Répartition actuelle et relations entre les taxons étroitement apparentés à Triodia basedowii (Ba). Photo en médaillon montrant T. basedowii en Australie centrale. Crédit photo : B. Anderson.

Dans une étude récente publiée dans AoBP, Anderson et al. enquêter sur les populations de l'herbe AAZ répandue Triodia basedowii pour déterminer s'il existe des preuves d'une expansion récente de l'aire de répartition et, si oui, sa source et sa direction. Leurs résultats montrent que T. basedowii s'est récemment (au cours des 2 derniers millions d'années) étendu à travers l'AAZ. Étonnamment, il y avait des preuves d'une origine d'expansion dans le centre ou l'est de l'Australie, tandis que l'essentiel de la diversité dans le groupe auquel T. basedowii appartient existe en Australie occidentale. Cette preuve d'expansion de l'aire de répartition dans une plante adaptée aux zones arides est cohérente avec des schémas similaires chez les animaux AAZ et reflète probablement une réponse générale à l'ouverture d'un nouvel habitat pendant l'aridification. Le rayonnement de la T. basedowii complexe à travers le Pléistocène a été associé à des préférences pour différents substrats, ce qui explique pourquoi une seule lignée est répandue dans les déserts de sable.

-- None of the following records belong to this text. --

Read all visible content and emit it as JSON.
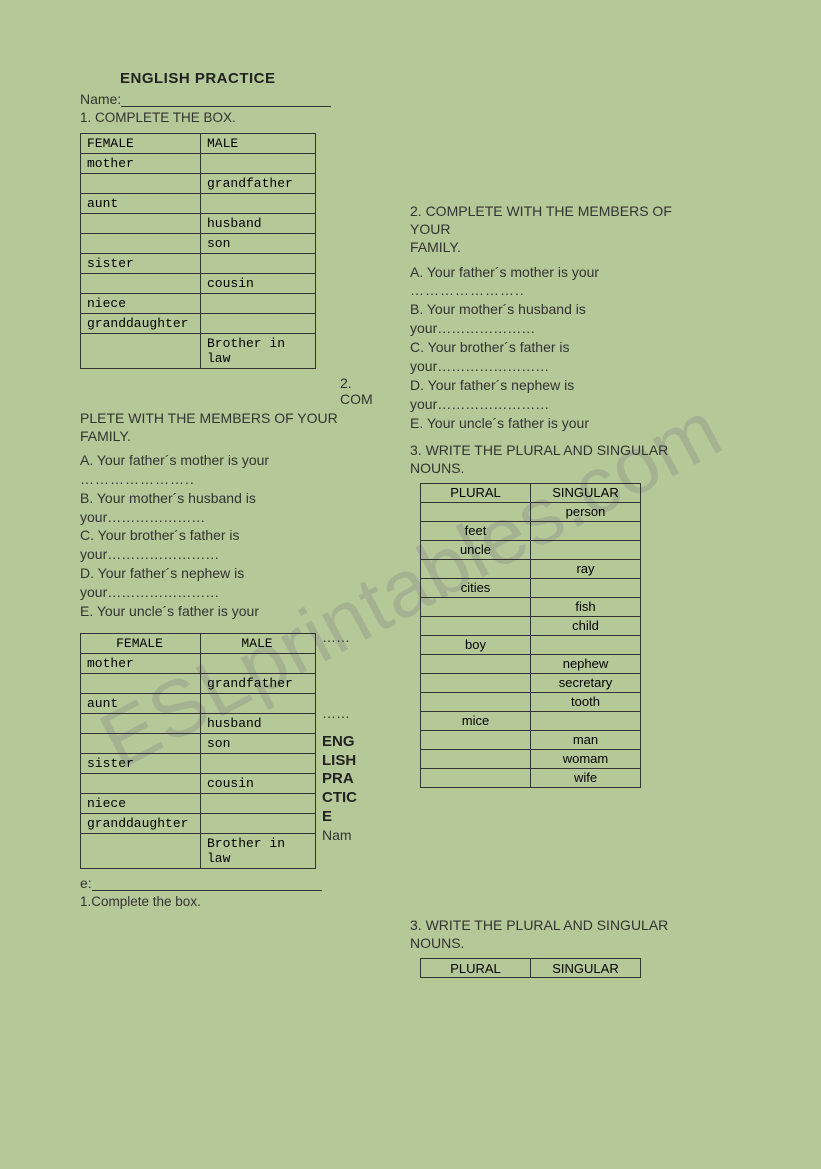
{
  "title": "ENGLISH PRACTICE",
  "nameLabel": "Name:",
  "instr1": "1. COMPLETE THE BOX.",
  "familyTable": {
    "headers": [
      "FEMALE",
      "MALE"
    ],
    "rows": [
      [
        "mother",
        ""
      ],
      [
        "",
        "grandfather"
      ],
      [
        "aunt",
        ""
      ],
      [
        "",
        "husband"
      ],
      [
        "",
        "son"
      ],
      [
        "sister",
        ""
      ],
      [
        "",
        "cousin"
      ],
      [
        "niece",
        ""
      ],
      [
        "granddaughter",
        ""
      ],
      [
        "",
        "Brother in law"
      ]
    ]
  },
  "splitCom1": "2. COM",
  "splitCom2": "PLETE WITH THE MEMBERS OF YOUR FAMILY.",
  "q2": {
    "heading": "2. COMPLETE WITH THE MEMBERS OF YOUR",
    "heading2": " FAMILY.",
    "a": "A. Your father´s mother is your",
    "adots": "…………………..",
    "b": "B. Your mother´s husband is",
    "b2": "your…………………",
    "c": "C. Your brother´s father is",
    "c2": "your……………………",
    "d": "D. Your father´s nephew is",
    "d2": "your……………………",
    "e": "E. Your uncle´s father is your"
  },
  "splitTitle": {
    "l1": "ENG",
    "l2": "LISH",
    "l3": "PRA",
    "l4": "CTIC",
    "l5": "E"
  },
  "nameSplit1": "Nam",
  "nameSplit2": "e:",
  "instr1b": "1.Complete the box.",
  "q3": {
    "heading": "3. WRITE THE PLURAL AND SINGULAR NOUNS.",
    "headers": [
      "PLURAL",
      "SINGULAR"
    ],
    "rows": [
      [
        "",
        "person"
      ],
      [
        "feet",
        ""
      ],
      [
        "uncle",
        ""
      ],
      [
        "",
        "ray"
      ],
      [
        "cities",
        ""
      ],
      [
        "",
        "fish"
      ],
      [
        "",
        "child"
      ],
      [
        "boy",
        ""
      ],
      [
        "",
        "nephew"
      ],
      [
        "",
        "secretary"
      ],
      [
        "",
        "tooth"
      ],
      [
        "mice",
        ""
      ],
      [
        "",
        "man"
      ],
      [
        "",
        "womam"
      ],
      [
        "",
        "wife"
      ]
    ]
  },
  "watermark": "ESLprintables.com",
  "dots6": "……"
}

Point culminant du chercheur

Ben Anderson est un chercheur en début de carrière qui a récemment terminé son doctorat sur la systématique et l'évolution d'un groupe de graminées des zones arides (Triodia spp.) en Australie. Il a développé un intérêt pour la taxonomie et la systématique des plantes au cours de ses études de premier cycle à l'Université de la Colombie-Britannique à Vancouver, au Canada, et a poursuivi son intérêt par le biais d'une maîtrise ès sciences au Royal Botanic Garden d'Édimbourg, où il a entrepris une révision taxonomique d'un petit genre. des Gesnériacées tropicales. Au cours de son doctorat, Ben s'est concentré sur la résolution des relations évolutives au sein d'un complexe d'espèces en utilisant à la fois des méthodes traditionnelles (morphologie, séquençage Sanger) et plus récentes (génotypage par séquençage). Il continue de développer ses compétences en bioinformatique en tant que post-doctorant dans le laboratoire de Gitte Petersen à l'Université de Stockholm, en Suède, où son projet actuel porte sur l'évolution du génome mitochondrial chez les plantes parasites.